Many of these cases will ultimately be dismissed, but with serious impact on the person who cannot afford to pay it, such as job loss, potential eviction, and disruption of the family. And who pays for this pretrial detention? The taxpayers of Erie County. Prison costs are estimated at $80 per day. The latest available statistics for the Erie County jail show a little over 1,200 incarcerated people, about 600 of which have not been convicted of a crime.

Razor wire surrounds the perimeter of the Erie County Prison, shown here on Oct.
Razor wire surrounds the perimeter of the Erie County Prison, shown here on Oct.  

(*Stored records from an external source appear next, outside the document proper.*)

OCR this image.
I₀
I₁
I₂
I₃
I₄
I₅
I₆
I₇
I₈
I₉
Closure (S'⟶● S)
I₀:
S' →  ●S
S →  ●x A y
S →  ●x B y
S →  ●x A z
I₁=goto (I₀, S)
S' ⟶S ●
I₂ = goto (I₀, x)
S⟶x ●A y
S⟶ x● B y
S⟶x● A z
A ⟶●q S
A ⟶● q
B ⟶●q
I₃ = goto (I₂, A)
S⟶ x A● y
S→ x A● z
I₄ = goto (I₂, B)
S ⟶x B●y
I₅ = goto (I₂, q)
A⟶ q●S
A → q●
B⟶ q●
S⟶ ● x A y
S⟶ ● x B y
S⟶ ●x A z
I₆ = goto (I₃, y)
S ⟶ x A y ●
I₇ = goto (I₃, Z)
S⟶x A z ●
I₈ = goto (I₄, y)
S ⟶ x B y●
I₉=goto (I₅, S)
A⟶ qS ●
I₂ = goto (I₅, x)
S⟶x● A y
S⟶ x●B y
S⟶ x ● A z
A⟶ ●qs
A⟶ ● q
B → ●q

That's $48,000 per day to keep people in pretrial detention. Studies in New Jersey and Colorado found that lack of cash bail had virtually no effect on whether the person shows up for their court appearances. Erie County needs to take a serious look at the costs and "benefits" of pretrial detention and come up with a fairer way to handle pretrial cases.

Pamela Moore, Erie

Beast on Bay fundraiser earns high praise

Gratitude abounds! I'd like to honor Jim Dobrich, worker at Dobrich Electric. Understand, electrically I'm good. But Jim was the top fundraiser for the Beast on the Bay this year.

Former "jarhead" Jim did it in honor of our mutual dear friend, Blaize Michael Cheeseman. Praise to Jim. He is an inspiration.

Mark Amatangelo, Erie

Don't eliminate concealed carry permits in Pa.

In the past, if you were assaulted by 18-year-old criminals, there was a possibility they would risk a long prison sentence by carrying guns. If the Pennsylvania GOP bill to eliminate concealed carry gun permits were signed into law, there is a certainty they will be armed. And, if they don't actually use the gun in the crime, they cannot be charged with gun possession.

Would you feel safer with this law? I feel less safe just with those politicians still in office.